Friday, September 05, 2008

Palin by comparison

As of this writing, 48 editors have weighed in on the request for arbitration for the Sarah Palin biography wheel war. The underlying dispute is about whether the article should have been full protected or semiprotected. If you're not versed in the intricacies of Wikipedia debates, that means administrators reversed each others' actions over whether to leave the article open to editing by experienced users or freeze it entirely. There ought to be a better way to resolve that without involving so many people or taking up so much time.

One of the arbitrators, TheBainer, posted a request for statistical data on vandalism to the Sarah Palin article during that time. That struck me as a very interesting question, although I wasn't entirely comfortable with the idea of judging administrative actions according to statistical data that wasn't readily available to those administrators at the time when they acted. Anybody could read the article history, but that was a very active article in the first days after the announcement of Palin's selection as the vice presidential nominee. It just wasn't a practical idea to sort through that edit history manually with any sort of rigor while the vandalism problem continued to unfold. But this isn't the last time Wikipedia is ever likely to get a burst of attention due to breaking news, so it seems to me we could write a tool to parse that information in real time in a way that's useful to administrators.

I've gotten in touch with a coder who has some very smart ideas and what I'm looking for right now is someone with formal training in statistics. Basically the idea is this: create a tool that parses the recent history of actively edited articles and estimates what percentage of vandalism comes from autoconfirmed users. Automated analysis won't be perfect so it'd give reports based upon two searching techniques:

  • High figure: counts all reversions within a time frame.
  • Low figure: counts bot-reversions, rollbacks, and edit summary notations such as "rvv"

From there, the tool would determine which editors were being reverted and report on what percentage were autoconfirmed. So if 85% of the vandalism to an article is coming from non-autoconfirmed editors, then semiprotection is the obvious solution. The tool would only report on articles that have a certain baseline of recent activity, in order to screen out low traffic articles where the report would be statistically meaningless.

I'd love to bring in someone who has the skills in statistics to add rigor to the endeavor, so please get in touch if you have those skills or know someone who does.

A second idea (thanks to Xavexgoem) is for something we'd call a dramabot. Instead of crawling all recent changes for vandalism, dramabot would concentrate on articles that have gotten flurries of recent edits. Dramabot would scan those articles frequently and revert obvious vandalism until things calm down. If you're a coder who thinks dramabot would be a good idea, let's touch bases.

5 comments:

Sage said...

The thing that muddles the picture is that in this case, things would have gone just fine (and would still be going just fine, except there might be a mention of the Enquirer story more often that not) if administrators left the whole thing alone.

Yes, the absolute vandalism rate is very high when Sarah Palin is unprotected. But the relative vandalism rate is not, and anons revert vandalism as often as commit it.
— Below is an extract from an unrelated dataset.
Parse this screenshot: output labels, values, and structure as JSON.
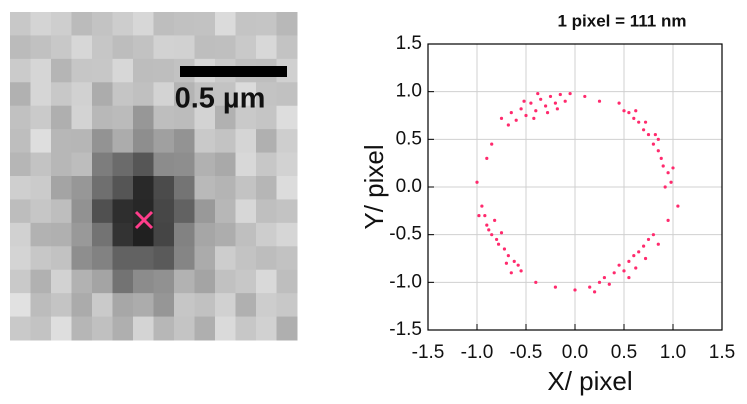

If admins think it's their responsibility to babysit the article, of course they'll feel overwhelmed. But if we would trust the broader community (including anons even), the world wouldn't end and I think the article would actually be in better shape.

This is the only time I've seen where our software and community practices have been simply and utterly overwhelmed by sheer volume of contribution. The other major cases of news-based editing seem to have gone much smoother.
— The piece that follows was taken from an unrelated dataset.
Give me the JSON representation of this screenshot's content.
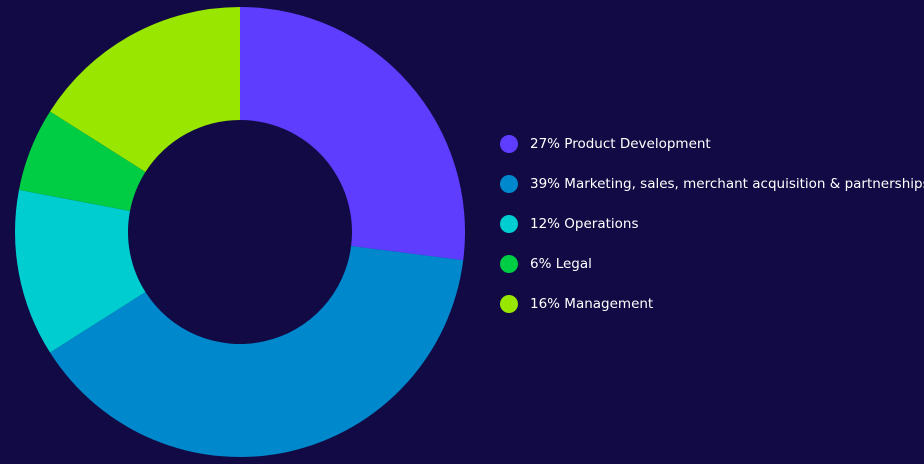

One thing that would really help for this article is better talk page functionality. Section-based discussions (and maybe a functionality to protect or semi-protect the article's section structure) would make it a lot easier to accommodate the number of people who want to edit the article.

Oh dear. My CAPTCHA says "imfuqd".

Stephen said...

To quote what I said to Cube lurker, who asked a question about the propriety of using potential evidence like this in the case:
"I don't know what an investigation into the distribution of sources of vandalism would turn up. It may be that it is impossible to tell when there are so many edits being made. It may be that such an investigation reveals that it was extremely obvious what the source was, and that may have some bearing on people's actions in this case (in terms of what they ought to have known, or ought to have done). It may be that we just end up with a useful tool for assessing whether semi or full protection is the best approach. Any of these conclusions would be a useful thing to know for the future."

Anthony said...

How long can vandalism of a semi-protected article reasonably last? Are there really that many sleeper accounts out there? Or is the term "vandalism" being thrown about loosely?

Lise Broer said...

In a really high traffic spurt the issue is less how long it lasts than how many people see it. Twenty minutes of random keystrokes or obscenities matter a lot less at an article that gets a hundred page views a day than at an article which is receiving one million a day.

Joshua said...

As Doc Glasgow pointed out in the arbitration how many people see it isn't the only thing that matters. If we believe that we are trying to prevent harm to the article subjects then when the person becomes sufficiently famous problems on their Wikipedia page only look bad for us not for that person. If we are going to take BLP protection seriously we need to think about the underlying motivations.